Did Dog Shows Ruin Breeds or Preserve Them?

First of all, let's look at the concept of "preserving": The show world was, from the very beginning, subject to romantic idealization of what a dog of a particular breed should be. Most of the breeds that became consolidated as a result of the standardization movement that started in the mid-19th century in the UK had never existed before that point, and certainly none of them whatsoever had been even remotely as uniform as those people envisioned/wished for/deluded themselves into (however you want to put it). What had existed were certain types, i.e. the famous sagaces, pugnaces and celeres the Romans used to classify hunting dogs as, which existed in some local variations that could most aptly be described as "landraces".

Then let's look about the value of having a breed around. Do dogs give a bleep about what breed they are? Hardly. Keeping a breed around is a concept that serves human interests, not the dogs, and when people talk about "preserving a breed", they must realize that they are not doing that as a favor to the dogs, but as a favor to other humans.

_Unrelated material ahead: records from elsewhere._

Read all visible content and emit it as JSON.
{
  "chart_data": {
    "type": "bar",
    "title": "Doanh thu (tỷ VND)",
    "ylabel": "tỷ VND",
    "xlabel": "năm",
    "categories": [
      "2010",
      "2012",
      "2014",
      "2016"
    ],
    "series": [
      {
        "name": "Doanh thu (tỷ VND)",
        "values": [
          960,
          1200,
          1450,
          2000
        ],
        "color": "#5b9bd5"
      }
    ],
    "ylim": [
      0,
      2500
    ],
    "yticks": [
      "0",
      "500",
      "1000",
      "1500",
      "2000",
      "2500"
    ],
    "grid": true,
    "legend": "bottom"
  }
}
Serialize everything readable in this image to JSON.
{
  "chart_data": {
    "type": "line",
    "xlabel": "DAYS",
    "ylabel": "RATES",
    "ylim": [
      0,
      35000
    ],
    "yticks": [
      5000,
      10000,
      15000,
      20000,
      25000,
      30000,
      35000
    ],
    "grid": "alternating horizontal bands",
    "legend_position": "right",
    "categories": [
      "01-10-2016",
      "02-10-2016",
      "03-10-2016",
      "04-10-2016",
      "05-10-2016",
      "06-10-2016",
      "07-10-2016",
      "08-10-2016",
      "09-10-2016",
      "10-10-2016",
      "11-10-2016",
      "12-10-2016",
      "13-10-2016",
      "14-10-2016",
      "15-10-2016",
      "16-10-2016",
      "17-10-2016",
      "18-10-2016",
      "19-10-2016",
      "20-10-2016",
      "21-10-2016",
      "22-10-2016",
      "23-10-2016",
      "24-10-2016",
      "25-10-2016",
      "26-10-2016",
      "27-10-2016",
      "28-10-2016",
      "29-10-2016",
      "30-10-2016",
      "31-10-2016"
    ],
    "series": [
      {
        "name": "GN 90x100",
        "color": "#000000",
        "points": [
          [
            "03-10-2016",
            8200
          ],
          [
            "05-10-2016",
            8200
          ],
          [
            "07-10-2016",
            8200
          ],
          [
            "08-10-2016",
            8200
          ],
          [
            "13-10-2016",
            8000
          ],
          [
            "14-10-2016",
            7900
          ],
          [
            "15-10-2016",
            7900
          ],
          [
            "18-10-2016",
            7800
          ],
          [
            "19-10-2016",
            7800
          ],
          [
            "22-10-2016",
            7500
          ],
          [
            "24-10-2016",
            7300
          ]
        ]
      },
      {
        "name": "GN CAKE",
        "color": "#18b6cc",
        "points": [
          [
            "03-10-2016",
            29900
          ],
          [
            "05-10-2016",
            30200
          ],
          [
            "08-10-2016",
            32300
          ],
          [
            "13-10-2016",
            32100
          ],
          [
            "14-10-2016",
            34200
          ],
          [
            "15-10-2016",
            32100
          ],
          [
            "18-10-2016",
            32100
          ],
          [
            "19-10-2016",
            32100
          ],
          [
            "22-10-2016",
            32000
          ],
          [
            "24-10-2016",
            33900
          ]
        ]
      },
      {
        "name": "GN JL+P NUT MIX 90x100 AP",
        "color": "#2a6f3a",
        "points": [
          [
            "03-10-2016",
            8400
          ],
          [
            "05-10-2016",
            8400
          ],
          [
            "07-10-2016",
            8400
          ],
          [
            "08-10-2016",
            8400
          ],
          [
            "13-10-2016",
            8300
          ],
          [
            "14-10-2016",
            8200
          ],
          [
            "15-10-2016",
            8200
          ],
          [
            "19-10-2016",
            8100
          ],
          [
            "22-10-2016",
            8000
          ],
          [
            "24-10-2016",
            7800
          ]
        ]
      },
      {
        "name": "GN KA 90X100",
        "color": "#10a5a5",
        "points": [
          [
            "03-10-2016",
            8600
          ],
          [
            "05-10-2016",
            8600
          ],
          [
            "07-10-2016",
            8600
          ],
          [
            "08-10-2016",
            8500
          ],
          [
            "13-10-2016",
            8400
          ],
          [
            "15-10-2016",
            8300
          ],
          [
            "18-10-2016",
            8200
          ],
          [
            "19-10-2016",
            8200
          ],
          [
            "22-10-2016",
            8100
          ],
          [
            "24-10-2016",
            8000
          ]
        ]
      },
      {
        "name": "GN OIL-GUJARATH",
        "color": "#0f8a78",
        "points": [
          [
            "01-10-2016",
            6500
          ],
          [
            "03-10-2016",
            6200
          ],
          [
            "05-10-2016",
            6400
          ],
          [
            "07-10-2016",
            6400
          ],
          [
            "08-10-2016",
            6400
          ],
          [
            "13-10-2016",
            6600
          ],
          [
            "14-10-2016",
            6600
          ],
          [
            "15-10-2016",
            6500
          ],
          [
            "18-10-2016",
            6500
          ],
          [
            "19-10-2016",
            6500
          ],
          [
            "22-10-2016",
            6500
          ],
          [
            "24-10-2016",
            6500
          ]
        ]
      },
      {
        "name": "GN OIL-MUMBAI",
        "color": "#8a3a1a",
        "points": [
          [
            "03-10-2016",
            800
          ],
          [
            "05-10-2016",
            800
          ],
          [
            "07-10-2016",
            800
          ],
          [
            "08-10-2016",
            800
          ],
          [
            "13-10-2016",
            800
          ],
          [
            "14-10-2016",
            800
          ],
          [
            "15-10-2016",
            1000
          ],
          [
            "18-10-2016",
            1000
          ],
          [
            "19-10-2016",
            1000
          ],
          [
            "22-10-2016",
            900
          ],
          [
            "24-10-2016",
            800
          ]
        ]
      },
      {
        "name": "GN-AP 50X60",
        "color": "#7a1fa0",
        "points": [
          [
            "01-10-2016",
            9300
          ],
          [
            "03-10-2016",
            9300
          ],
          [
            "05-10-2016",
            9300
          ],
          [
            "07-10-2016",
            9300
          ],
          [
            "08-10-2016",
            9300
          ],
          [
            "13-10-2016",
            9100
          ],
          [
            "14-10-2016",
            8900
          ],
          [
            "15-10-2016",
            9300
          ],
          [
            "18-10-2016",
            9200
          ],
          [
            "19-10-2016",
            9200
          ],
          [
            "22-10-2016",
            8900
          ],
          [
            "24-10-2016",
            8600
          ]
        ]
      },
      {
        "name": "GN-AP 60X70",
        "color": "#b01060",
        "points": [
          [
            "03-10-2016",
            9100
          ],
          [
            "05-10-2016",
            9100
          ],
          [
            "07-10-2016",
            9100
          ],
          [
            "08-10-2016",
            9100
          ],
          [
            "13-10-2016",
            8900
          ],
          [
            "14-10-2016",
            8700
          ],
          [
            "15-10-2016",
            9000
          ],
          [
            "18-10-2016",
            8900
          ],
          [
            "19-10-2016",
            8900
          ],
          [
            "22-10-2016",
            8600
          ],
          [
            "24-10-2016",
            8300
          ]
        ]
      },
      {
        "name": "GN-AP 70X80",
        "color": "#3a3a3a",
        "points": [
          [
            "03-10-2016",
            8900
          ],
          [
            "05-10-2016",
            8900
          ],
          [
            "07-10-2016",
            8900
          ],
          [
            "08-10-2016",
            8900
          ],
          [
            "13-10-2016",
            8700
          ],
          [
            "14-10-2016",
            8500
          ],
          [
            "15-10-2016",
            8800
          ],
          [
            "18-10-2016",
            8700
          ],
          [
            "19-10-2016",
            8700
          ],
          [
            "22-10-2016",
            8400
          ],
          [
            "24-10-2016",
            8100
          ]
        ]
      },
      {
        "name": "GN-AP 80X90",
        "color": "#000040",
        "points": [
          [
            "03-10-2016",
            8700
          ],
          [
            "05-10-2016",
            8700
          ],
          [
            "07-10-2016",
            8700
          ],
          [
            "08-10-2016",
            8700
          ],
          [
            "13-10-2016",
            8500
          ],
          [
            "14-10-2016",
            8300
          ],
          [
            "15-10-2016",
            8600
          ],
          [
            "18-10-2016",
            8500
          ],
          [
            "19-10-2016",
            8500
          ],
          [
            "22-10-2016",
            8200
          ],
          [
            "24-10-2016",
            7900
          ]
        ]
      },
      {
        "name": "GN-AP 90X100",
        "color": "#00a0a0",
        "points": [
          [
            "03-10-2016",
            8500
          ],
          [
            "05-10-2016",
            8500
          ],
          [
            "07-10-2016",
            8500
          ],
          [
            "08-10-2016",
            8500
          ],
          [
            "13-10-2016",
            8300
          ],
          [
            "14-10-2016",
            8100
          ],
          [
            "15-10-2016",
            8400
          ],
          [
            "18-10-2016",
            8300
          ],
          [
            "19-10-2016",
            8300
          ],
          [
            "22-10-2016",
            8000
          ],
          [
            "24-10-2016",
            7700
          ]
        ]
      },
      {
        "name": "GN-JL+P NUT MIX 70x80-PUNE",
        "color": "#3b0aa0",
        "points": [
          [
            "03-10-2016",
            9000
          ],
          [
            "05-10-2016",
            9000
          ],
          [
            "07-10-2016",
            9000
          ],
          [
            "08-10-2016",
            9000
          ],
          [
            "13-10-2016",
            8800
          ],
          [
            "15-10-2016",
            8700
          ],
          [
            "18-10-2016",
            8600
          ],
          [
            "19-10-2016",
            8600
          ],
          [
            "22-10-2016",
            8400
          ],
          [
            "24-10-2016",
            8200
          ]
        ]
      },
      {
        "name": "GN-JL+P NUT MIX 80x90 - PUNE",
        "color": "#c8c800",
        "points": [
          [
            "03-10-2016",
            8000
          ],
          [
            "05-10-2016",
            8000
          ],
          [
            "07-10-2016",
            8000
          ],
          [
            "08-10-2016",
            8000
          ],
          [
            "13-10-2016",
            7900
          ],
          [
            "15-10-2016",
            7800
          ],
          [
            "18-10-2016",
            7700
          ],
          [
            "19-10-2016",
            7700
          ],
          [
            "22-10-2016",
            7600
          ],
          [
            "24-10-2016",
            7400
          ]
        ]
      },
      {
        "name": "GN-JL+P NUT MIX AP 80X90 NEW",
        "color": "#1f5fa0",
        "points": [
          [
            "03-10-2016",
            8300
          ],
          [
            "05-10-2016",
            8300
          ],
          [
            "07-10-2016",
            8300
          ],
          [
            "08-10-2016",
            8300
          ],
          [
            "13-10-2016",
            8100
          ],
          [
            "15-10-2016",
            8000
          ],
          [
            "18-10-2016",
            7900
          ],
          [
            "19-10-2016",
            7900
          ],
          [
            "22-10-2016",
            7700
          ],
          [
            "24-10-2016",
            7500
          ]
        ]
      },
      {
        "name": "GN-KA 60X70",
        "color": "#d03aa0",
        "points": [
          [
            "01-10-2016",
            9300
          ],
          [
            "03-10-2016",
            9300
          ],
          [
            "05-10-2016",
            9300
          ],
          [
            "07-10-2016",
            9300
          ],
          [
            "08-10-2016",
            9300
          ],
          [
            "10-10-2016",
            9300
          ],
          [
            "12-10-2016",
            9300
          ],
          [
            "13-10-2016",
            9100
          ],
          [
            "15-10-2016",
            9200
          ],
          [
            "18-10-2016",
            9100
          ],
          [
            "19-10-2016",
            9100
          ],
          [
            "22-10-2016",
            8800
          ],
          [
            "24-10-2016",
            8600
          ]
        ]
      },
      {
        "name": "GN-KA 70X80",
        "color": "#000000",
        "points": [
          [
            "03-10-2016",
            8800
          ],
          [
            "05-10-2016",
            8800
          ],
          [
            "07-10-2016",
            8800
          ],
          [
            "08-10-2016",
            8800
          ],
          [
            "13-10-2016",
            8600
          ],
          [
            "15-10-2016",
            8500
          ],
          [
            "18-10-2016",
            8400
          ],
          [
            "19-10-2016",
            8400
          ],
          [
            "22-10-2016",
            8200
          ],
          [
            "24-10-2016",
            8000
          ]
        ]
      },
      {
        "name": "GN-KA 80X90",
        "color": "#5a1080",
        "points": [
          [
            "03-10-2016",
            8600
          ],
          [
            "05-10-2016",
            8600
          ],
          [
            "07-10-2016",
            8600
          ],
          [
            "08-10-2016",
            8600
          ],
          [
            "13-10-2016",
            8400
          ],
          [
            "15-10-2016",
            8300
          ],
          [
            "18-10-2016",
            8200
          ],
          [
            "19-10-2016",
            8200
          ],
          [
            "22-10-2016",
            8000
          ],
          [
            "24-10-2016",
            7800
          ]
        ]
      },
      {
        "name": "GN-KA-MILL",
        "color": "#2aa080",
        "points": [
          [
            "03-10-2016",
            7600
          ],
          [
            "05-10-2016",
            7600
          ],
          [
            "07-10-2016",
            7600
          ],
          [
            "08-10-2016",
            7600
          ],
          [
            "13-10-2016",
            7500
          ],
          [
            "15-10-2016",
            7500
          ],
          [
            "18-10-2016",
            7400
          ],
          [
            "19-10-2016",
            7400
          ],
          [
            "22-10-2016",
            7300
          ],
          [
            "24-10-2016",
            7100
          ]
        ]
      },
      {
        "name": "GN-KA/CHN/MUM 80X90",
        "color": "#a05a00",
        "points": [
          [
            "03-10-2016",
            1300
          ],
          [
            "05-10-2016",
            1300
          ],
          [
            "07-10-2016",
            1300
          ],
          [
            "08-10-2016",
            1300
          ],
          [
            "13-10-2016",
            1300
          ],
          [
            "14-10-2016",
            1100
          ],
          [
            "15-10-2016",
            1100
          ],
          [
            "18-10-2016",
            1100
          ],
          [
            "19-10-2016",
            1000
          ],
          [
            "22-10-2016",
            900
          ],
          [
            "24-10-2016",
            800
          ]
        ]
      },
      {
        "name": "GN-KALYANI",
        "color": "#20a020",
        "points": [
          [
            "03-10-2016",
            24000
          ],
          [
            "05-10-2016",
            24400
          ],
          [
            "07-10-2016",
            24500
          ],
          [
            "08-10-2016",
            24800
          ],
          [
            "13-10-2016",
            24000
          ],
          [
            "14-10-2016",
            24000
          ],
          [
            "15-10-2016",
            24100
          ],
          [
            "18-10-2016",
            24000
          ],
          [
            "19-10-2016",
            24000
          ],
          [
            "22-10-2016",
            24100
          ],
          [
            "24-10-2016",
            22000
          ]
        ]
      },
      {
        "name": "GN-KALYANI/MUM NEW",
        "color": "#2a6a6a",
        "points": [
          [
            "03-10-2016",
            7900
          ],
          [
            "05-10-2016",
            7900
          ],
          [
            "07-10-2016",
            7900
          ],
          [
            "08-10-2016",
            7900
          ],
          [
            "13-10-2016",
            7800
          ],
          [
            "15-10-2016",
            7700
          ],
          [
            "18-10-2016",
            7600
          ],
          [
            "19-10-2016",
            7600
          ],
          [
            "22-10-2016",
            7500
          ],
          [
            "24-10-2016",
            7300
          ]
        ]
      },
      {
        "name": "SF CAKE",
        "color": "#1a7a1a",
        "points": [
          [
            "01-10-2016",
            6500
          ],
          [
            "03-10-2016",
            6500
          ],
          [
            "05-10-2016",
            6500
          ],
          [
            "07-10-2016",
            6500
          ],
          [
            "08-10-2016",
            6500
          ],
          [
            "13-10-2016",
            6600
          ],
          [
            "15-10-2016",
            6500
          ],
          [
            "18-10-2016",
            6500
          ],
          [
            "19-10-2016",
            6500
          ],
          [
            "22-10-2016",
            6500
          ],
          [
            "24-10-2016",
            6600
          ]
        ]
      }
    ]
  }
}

Now, such interests can be entirely legitimate (domestication being a utilitarian concept), but let's not delude ourselves into thinking that the dogs care even the least bit about it.

Third, let's look at the philosophical concept behind dog showing (ignoring its rather unsavory roots in the eugenics movement): It is based on a fundamental fallacy, viz. the idea that you can theorize about how a dog is functional based on anatomical details. Show people come up with elaborate theories how such-and-such detail serves the dog's function in a very specific way, which sound logical and are internally consistent -- their problem is just that they are not usually tested in the real world on dogs doing work besides trotting around the ring for a few seconds.

Summarily put: Dog showing puts the cart before the horse. A show person thinks that a dog has a certain angulation of its hind legs and would therefore be a good working dog. A stock man observes a good working dog and breeds it to another such dog, and this may have the side effect of resulting in a certain rear angulation, even though the latter was never consciously selected for. In showing, function is thought to follow form. In reality, form is merely a side effect of selection for function.